Following the war Mr Jerstice — who has three children, nine grandchildren and six great-grandchildren — declined the offer to stay in the navy and went to work as a printer at Bradshaw Works.

He said: “They asked would I like to say on but I wanted to get married and get a job. I’m glad I didn’t stay because they would have sent me to Korea.”

Mr Jerstice has already been honoured by the Russians for his service in the campaign and has now received Britain’s new Arctic Star — which was commissioned earlier this year following a long campaign to have a dedicated award created.

He said: “I’m glad people know what we went through now.
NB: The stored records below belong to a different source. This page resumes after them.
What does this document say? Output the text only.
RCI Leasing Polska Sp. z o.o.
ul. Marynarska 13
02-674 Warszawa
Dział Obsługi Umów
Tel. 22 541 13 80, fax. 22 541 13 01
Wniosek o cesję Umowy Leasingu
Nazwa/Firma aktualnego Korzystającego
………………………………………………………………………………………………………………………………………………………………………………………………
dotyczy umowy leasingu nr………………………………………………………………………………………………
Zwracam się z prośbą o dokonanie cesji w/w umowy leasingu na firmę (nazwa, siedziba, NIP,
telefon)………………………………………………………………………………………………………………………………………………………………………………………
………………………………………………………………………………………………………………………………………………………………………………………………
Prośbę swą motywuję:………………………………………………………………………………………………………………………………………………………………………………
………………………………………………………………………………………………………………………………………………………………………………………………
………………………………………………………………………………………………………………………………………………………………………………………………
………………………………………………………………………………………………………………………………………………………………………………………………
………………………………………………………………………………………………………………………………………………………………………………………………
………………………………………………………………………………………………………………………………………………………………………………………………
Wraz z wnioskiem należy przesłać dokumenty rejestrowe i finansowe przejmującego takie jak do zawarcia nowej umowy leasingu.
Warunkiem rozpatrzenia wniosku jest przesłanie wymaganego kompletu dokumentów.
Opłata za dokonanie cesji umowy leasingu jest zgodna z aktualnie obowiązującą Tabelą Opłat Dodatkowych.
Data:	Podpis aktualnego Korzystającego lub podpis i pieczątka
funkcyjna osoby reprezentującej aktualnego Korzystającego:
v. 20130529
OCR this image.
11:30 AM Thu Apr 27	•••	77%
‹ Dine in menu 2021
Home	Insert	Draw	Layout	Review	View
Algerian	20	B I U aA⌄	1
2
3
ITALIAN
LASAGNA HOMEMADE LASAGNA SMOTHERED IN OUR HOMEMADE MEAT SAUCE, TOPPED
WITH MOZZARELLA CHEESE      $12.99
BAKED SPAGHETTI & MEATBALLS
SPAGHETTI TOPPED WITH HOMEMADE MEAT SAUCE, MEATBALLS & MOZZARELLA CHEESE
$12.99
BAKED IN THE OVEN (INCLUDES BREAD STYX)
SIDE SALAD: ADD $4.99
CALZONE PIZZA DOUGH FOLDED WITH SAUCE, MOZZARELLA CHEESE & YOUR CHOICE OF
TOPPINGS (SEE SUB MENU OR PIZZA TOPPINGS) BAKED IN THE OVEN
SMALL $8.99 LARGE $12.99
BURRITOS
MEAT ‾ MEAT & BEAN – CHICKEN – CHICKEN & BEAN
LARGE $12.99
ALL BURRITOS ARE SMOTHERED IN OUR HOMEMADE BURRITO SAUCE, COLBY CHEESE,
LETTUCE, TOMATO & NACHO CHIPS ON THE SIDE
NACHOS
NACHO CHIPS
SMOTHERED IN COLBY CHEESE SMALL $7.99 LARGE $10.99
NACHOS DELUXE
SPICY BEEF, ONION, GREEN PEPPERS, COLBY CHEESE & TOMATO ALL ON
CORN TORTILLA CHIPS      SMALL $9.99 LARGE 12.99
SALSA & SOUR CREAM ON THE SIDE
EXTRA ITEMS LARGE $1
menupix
I think my family are proud.”

Bolton North East MP David Crausby, who had long campaigned for the medal, said: “I’m glad they’ve finally been awarded. This country owes its existence to these men and a lot of people don’t realise it.

“Keeping the Russians in the war kept the pressure off us.”

PENSIONER David Tonge has spoken of his pride at finally being recognised by his own country for his Arctic convoy service.

But the 87-year-old from Westhoughton is still calling for the Government to allow him to receive the Russian medal he has been offered.

The Bolton News has reported on Mr Tonge’s efforts to be awarded the Ushakov medal — an award which the Russian government wanted to bestow on him for his efforts during the campaign to keep vital supply lines open during the Second World War.

Britain’s Foreign Office said it would not allow him to receive it — but the government later revealed it would create its own dedicated award for veterans, which he has now received.

Mr Tonge, of Washacre Close, served aboard the destroyer HMS Venus where — at the age of just 17 — he braved constant U-boat and airborne attacks during a campaign which spanned 40 convoys.

He also served at D-Day, helping troops and equipment reach the Normandy beaches, and also played a part in the sinking of two of the Axis powers’ most infamous enemy warships, the German battleship Scharnhorst, and the Japanese heavy cruiser Haguro, which the Venus helped sink in the last gun battle ever fought between surface ships.

Mr Tonge helped rescue the crew of the stricken HMS Hardy, jumping to its sloping deck as it sank to help guide its crew to safety, and also met the legendary Field Marshal Montgomery on the eve of D-Day — who was so struck by how tired and young he and his comrades were, that he ordered the ship’s captain to send them all to bed.

Mr Tonge said he originally found the application process for the new medal confusing, but The Bolton News contacted his MP Julie Hilling who arranged for her staff to go out and help him.

He said: “I’m glad I’ve got it, but I still want the Russian one. Julie Hilling’s staff helped me no end.

“I’ve had a lot of people wishing me well, I don’t think a lot of people knew what it was all about until they read it in The Bolton News.”

Ms Hilling added: “I’m delighted Mr Tonge has got his well deserved medal, but I hope the government will agree to let him have the Ushakov.”